Wir können aber nicht umhin, gleichzeitig mit Mathildes Aufenthalt im Kloster oder doch nur wenig später, das Bestehen einer Stiftsschule anzunehmen, die aus dem Bedürfnis, die jungen Damen zu bilden, hervorgegangen sein mag. Darauf führen uns zwei Bemerkungen in der Hebeliste aus dem 12. Jahrhundert, die wir weiter unten mitteilen wollen. Sie stützt sich, wie an einer Stelle besonders betont wird, auf ein älteres Schriftstück (es heißt da: ex antiquo libro), das in die Zeiten Mathildes hinauf reichen mag. Da sind einige Höfe verzeichnet, u. a. der Oberhof Oldenhervorde, deren Abgaben inmitten des lateinischen Textes mit dem deutschen Worte „underrigte“ angegeben sind[1], das offenbar „für die Bedürfnisse der Schule“ bedeuten soll.
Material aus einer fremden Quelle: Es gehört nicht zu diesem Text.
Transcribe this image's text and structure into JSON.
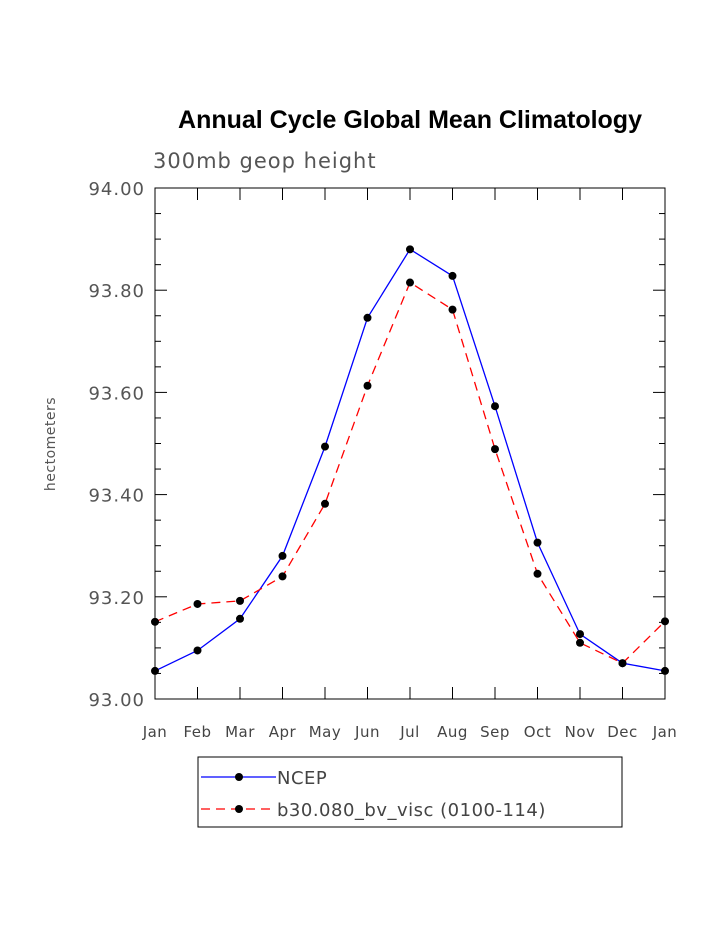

An anderer Stelle wird bei der Weinvertcilung von den die Schule nicht besuchenden Mädchen gesprochen (cuilibet domicellae non intranti scolas dabitur ....).

Diese Stiftsschule in einem Benediktinerinnenkloster, wahrscheinlich nur für die Ausbildung von Mädchen bestimmt, konnte für die Erziehung und Unterweisung der männlichen Jugend wenig in Frage kommen. Das Leben zur Zeit Gotesdas, also um die Jahrtausendwende, stellte an die in öffentlichen Diensten stehenden Männer höhere Ansprüche gegen früher, als die Ausbildung im Waffenhandwerk noch die allein geschätzte war, und für eine solche allgemeine höhere Bildung legten die lateinischen Schulen den Grund. Man verstand darunter Schulen, an denen Latein das Hauptlehrfach und zugleich Unterrichtssprache war, und wo in den Kreis der höheren Erziehung von den sogenannten sieben freien Künsten nur die drei unteren, das Trivium: Grammatik, Rhetorik und Dialektik, gezogen wurden, die vier oberen dagegen, das Quadrivium: Arithmetik, Geometrie, Musik und Astronomie, den Universitäten vorbehalten blieben.

  1. Darpe, a. a. O. 48 f.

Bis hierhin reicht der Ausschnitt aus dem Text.